In vitro, pretreatment of human Calu-3 2B4 airway epithelial cells with PCI-27483 (100μM) for 1 hour, followed by infection with pseudovirions bearing the SARS-CoV-2 spike glycoprotein, moderately inhibited pseudovirus entry[5]. PCI-27483 (4μM) was combined with an anti-VEGFA antibody to treat tumor-derived human umbilical vein endothelial cells for 4-48 hour. The combination significantly inhibited cell proliferation, migration, and tube-forming capability, while also reducing CPT1A protein levels in the tumor-derived human umbilical vein endothelial cells[6].
References:
[1] Gómez-Outes A, Suárez-Gea ML, Lecumberri R, et al. New parenteral anticoagulants in development. Ther Adv Cardiovasc Dis. 2011 Feb;5(1):33-59.
[2] Ramanathan RK, Thomas GW, Khorana AA, et al. A Phase 2 Study of PCI-27483, a Factor VIIa Inhibitor in Combination with Gemcitabine for Advanced Pancreatic Cancer. Oncology. 2019;96(4):217-222.
[3] Bonardi A, Supuran CT. Polypharmacology of carbonic anhydrase inhibitors and activators. Expert Opin Pharmacother. 2025 Apr;26(5):567-580.
[4] Shrimp JH, Janiszewski J, Chen CZ, et al. Suite of TMPRSS2 Assays for Screening Drug Repurposing Candidates as Potential Treatments of COVID-19.
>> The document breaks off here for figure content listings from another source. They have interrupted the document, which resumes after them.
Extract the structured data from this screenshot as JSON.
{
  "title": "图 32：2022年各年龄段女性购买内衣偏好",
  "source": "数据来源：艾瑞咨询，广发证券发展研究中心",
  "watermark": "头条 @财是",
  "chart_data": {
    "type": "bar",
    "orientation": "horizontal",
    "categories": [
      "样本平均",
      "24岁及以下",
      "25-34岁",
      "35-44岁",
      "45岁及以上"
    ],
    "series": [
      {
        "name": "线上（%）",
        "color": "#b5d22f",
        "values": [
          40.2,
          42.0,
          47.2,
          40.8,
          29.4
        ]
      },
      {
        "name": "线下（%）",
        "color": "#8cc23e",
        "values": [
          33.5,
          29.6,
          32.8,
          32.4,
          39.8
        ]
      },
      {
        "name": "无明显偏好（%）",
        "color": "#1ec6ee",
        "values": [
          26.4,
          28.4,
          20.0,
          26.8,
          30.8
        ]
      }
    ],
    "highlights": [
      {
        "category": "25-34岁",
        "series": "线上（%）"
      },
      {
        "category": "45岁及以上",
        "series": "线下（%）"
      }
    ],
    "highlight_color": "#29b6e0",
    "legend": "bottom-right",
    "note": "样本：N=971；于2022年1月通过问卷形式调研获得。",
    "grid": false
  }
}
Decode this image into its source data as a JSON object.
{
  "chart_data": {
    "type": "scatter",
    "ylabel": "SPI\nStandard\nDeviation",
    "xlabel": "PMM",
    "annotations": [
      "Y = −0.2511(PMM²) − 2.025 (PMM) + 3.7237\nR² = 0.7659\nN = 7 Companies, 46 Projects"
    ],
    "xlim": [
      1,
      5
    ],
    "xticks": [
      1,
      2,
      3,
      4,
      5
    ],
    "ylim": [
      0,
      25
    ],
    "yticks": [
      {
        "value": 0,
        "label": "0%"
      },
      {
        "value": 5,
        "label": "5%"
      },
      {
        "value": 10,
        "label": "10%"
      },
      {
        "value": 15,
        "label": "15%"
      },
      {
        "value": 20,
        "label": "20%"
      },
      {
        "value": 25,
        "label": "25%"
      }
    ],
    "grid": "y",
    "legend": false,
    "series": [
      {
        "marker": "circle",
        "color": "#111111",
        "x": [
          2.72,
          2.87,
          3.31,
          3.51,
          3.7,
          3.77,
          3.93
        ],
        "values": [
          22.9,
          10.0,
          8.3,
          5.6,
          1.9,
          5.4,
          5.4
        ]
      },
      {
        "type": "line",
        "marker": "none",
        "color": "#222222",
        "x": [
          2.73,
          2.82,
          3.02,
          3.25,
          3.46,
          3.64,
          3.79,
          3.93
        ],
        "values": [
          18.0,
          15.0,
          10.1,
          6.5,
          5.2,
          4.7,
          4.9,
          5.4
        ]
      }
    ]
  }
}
[5] Sun YJ, Velez G, Parsons DE, et al. Structure-based phylogeny identifies avoralstat as a TMPRSS2 inhibitor that prevents SARS-CoV-2 infection in mice. J Clin Invest. 2021 May 17;131(10):e147973.
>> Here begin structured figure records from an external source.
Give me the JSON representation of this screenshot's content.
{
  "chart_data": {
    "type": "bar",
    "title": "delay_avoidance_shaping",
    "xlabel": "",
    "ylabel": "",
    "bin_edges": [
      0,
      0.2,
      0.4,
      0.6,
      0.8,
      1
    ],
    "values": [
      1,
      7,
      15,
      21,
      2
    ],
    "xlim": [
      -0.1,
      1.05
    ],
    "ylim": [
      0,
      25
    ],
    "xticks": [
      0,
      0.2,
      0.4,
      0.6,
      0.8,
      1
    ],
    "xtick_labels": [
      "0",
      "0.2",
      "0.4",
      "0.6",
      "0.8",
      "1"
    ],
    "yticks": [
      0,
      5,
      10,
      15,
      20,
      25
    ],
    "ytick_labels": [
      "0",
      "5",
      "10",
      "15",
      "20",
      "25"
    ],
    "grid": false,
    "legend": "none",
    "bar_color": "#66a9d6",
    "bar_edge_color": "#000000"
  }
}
[6] Huang N, Ren J, Deng X, et al. PIEZO1 as a new target for hyperglycemic stress-induced neuropathic injury: The potential therapeutic role of bezafibrate. Biomed Pharmacother. 2024 Jul;176:116837.
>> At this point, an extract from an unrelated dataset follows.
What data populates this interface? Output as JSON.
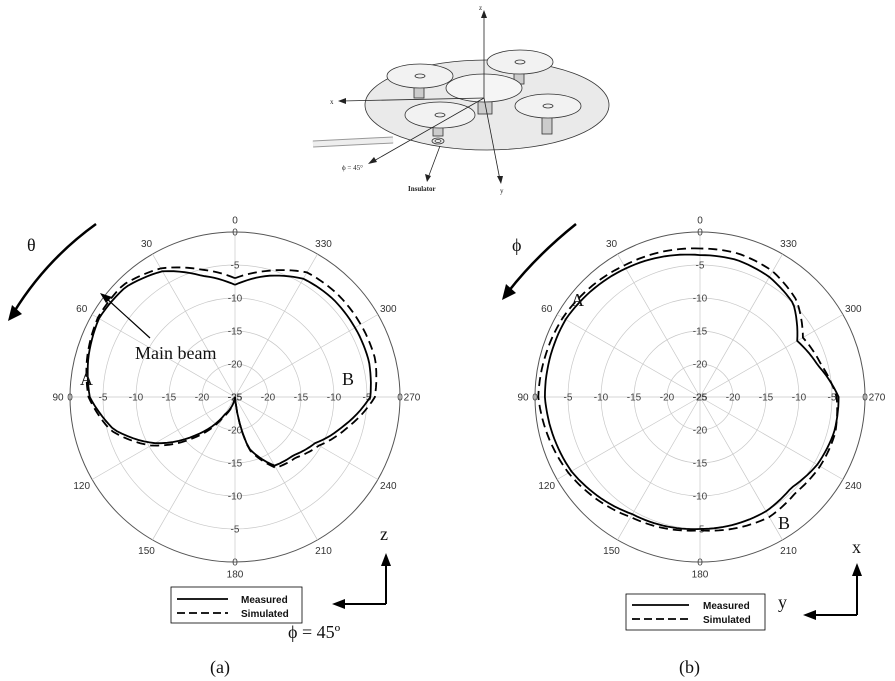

PCI-27483是一种可逆的小分子活化因子VIIa(FVIIa)抑制剂[1-2]。PCI-27483选择性抑制FVIIa/组织因子(TF)复合物,阻断PAR-2激活及下游信号通路。PCI-27483可用于肿瘤治疗、抗病毒、抗血栓的相关研究[3-4]。
在体外,PCI-27483(100μM)预处理人Calu-3 2B4气道上皮细胞1小时,随后用带有SARS-CoV-2刺突糖蛋白的假病毒感染,可适度抑制假病毒的进入[5]。PCI-27483(4μM)与抗VEGFA抗体联合处理肿瘤人脐静脉内皮细胞4-48小时。PCI-27483可显著抑制细胞的增殖、迁移和成管能力,同时在肿瘤人脐静脉内皮细胞中降低CPT1A蛋白水平[6]。